1

I'm using SQL Server and I have a table related N-1 to another table and I have a process that updates the information of the N table by removing all the related rows and inserting them again.

I could do a search in the table and check if the row I'm going to insert already exists, but that will require to compare every column and its a lot easier to me just to deleted them all and inserting them back.

This causes the primary key to grow and grow and I'm concerned about the performance in the future.

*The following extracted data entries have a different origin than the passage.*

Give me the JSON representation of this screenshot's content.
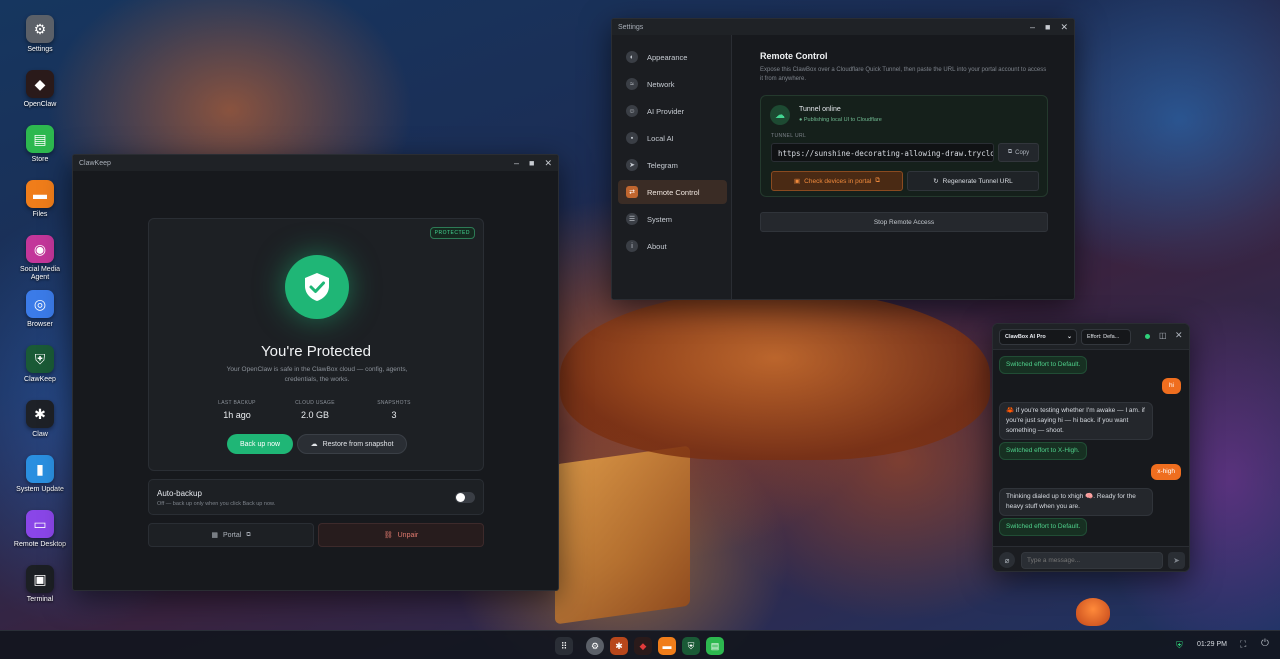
{
  "desktop": {
    "icons": [
      {
        "label": "Settings",
        "icon": "gear-icon",
        "color": "#5b6068",
        "glyph": "⚙"
      },
      {
        "label": "OpenClaw",
        "icon": "openclaw-icon",
        "color": "#2a1a1a",
        "glyph": "◆"
      },
      {
        "label": "Store",
        "icon": "store-icon",
        "color": "#2db84f",
        "glyph": "▤"
      },
      {
        "label": "Files",
        "icon": "folder-icon",
        "color": "#f07d1a",
        "glyph": "▬"
      },
      {
        "label": "Social Media Agent",
        "icon": "social-media-agent-icon",
        "color": "#c3369a",
        "glyph": "◉"
      },
      {
        "label": "Browser",
        "icon": "browser-icon",
        "color": "#3b7be8",
        "glyph": "◎"
      },
      {
        "label": "ClawKeep",
        "icon": "clawkeep-shield-icon",
        "color": "#1a5a36",
        "glyph": "⛨"
      },
      {
        "label": "Claw",
        "icon": "claw-icon",
        "color": "#1e2127",
        "glyph": "✱"
      },
      {
        "label": "System Update",
        "icon": "system-update-icon",
        "color": "#2a8fe0",
        "glyph": "▮"
      },
      {
        "label": "Remote Desktop",
        "icon": "remote-desktop-icon",
        "color": "#8a46e8",
        "glyph": "▭"
      },
      {
        "label": "Terminal",
        "icon": "terminal-icon",
        "color": "#1c1f24",
        "glyph": "▣"
      }
    ]
  },
  "clawkeep": {
    "title": "ClawKeep",
    "badge": "PROTECTED",
    "heading": "You're Protected",
    "description": "Your OpenClaw is safe in the ClawBox cloud — config, agents, credentials, the works.",
    "stats": [
      {
        "label": "LAST BACKUP",
        "value": "1h ago"
      },
      {
        "label": "CLOUD USAGE",
        "value": "2.0 GB"
      },
      {
        "label": "SNAPSHOTS",
        "value": "3"
      }
    ],
    "backup_label": "Back up now",
    "restore_label": "Restore from snapshot",
    "autobackup_title": "Auto-backup",
    "autobackup_desc": "Off — back up only when you click Back up now.",
    "autobackup_on": false,
    "portal_label": "Portal",
    "unpair_label": "Unpair"
  },
  "settings": {
    "title": "Settings",
    "nav": [
      "Appearance",
      "Network",
      "AI Provider",
      "Local AI",
      "Telegram",
      "Remote Control",
      "System",
      "About"
    ],
    "active": "Remote Control",
    "heading": "Remote Control",
    "description": "Expose this ClawBox over a Cloudflare Quick Tunnel, then paste the URL into your portal account to access it from anywhere.",
    "tunnel_status": "Tunnel online",
    "tunnel_sub": "● Publishing local UI to Cloudflare",
    "url_label": "TUNNEL URL",
    "url": "https://sunshine-decorating-allowing-draw.trycloudflare.com",
    "copy_label": "Copy",
    "check_label": "Check devices in portal",
    "regen_label": "Regenerate Tunnel URL",
    "stop_label": "Stop Remote Access"
  },
  "chat": {
    "model": "ClawBox AI Pro",
    "effort": "Effort: Defa...",
    "messages": [
      {
        "role": "system",
        "text": "Switched effort to Default."
      },
      {
        "role": "user",
        "text": "hi"
      },
      {
        "role": "bot",
        "text": "🦀 if you're testing whether I'm awake — I am. if you're just saying hi — hi back. if you want something — shoot."
      },
      {
        "role": "system",
        "text": "Switched effort to X-High."
      },
      {
        "role": "user",
        "text": "x-high"
      },
      {
        "role": "bot",
        "text": "Thinking dialed up to xhigh 🧠. Ready for the heavy stuff when you are."
      },
      {
        "role": "system",
        "text": "Switched effort to Default."
      }
    ],
    "placeholder": "Type a message..."
  },
  "taskbar": {
    "time": "01:29 PM"
  },
  "colors": {
    "accent_green": "#1fb676",
    "accent_orange": "#ef6e1f"
  }
}
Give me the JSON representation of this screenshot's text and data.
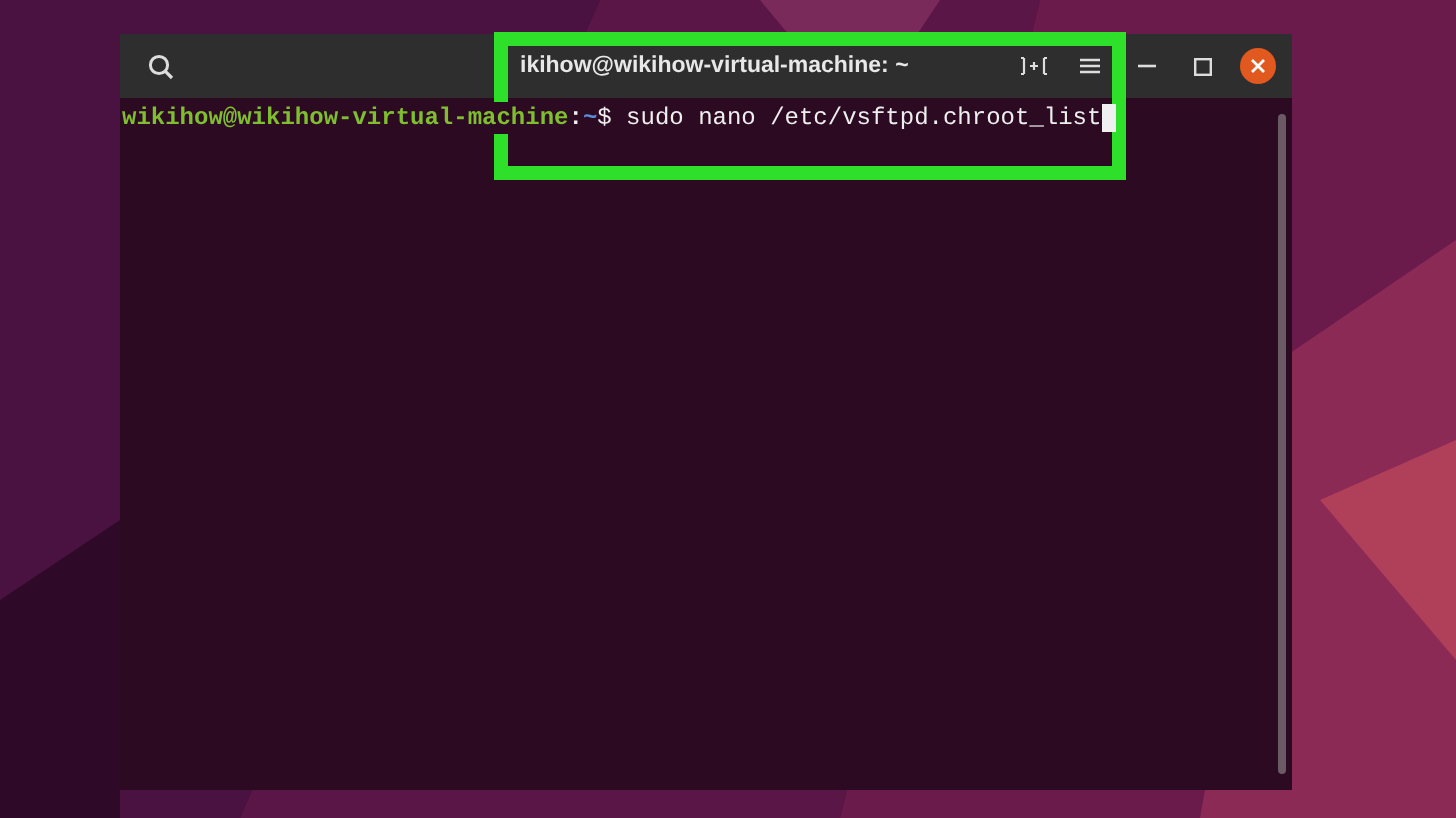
{
  "window": {
    "title": "ikihow@wikihow-virtual-machine: ~"
  },
  "terminal": {
    "lines": [
      {
        "user_host": "wikihow@wikihow-virtual-machine",
        "separator": ":",
        "path": "~",
        "prompt": "$",
        "command": "sudo nano /etc/vsftpd.chroot_list"
      }
    ]
  }
}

So, the question is, will this cause a reduction of the queries in the future and it's a lot better to update the rows or this is not a problem at all?

Thanks

EDIT: I'm not deleting all the rows every time, I'm just deleting the related rows, so if I have 3 new rows to insert, I search the current ones, delete them and insert the new ones

lpaloub
  • 868
  • 2
  • 8
  • 21
  • Which DBMS are you using? – Alma Do Aug 29 '13 at 10:34
  • SQL Server, just edited the question – lpaloub Aug 29 '13 at 10:36
  • What is the table structure and queries? Sometimes an `UPDATE` gets carried out as a `DELETE ... INSERT` rather than in place anyway. – Martin Smith Aug 29 '13 at 10:41
  • There is an ad table and a prices table. An ad contain several prices, so the prices table is got a foreign key to the ad table. When I update an ad, I delete all the current prices and insert the new ones. This may make the primary key of the prices table to grow a lot and that is my biggest concern – lpaloub Aug 29 '13 at 10:50
  • 1
    do you have maintenance plans on the database? do you regenerate indexes? if so, the PK grow will not affect performance, since the number of rows will be the same. – Luis LL Aug 29 '13 at 10:50
  • Thanks Luis, that is what I wanted to know – lpaloub Aug 29 '13 at 10:53
  • More than the primary key, by following this pattern later you will have a prefomance issue on quering the table if not set to be indexed. – ray Aug 29 '13 at 10:59
  • As you are planning to compare every column to identify the row to update, I understand from you that you do not have a primary key on your table? – Philippe Grondier Aug 29 '13 at 12:16
  • I do have a primary key, but its an autoincrement one and every column makes the field unique, so I should compare every one to tell whatever the field is the same or not – lpaloub Aug 29 '13 at 12:42

3 Answers3

1

When it comes to SQL Servers internal DML primitives, UPDATE is the cheapest DML to perform. DELETE is 2nd. INSERT is the most expensive one.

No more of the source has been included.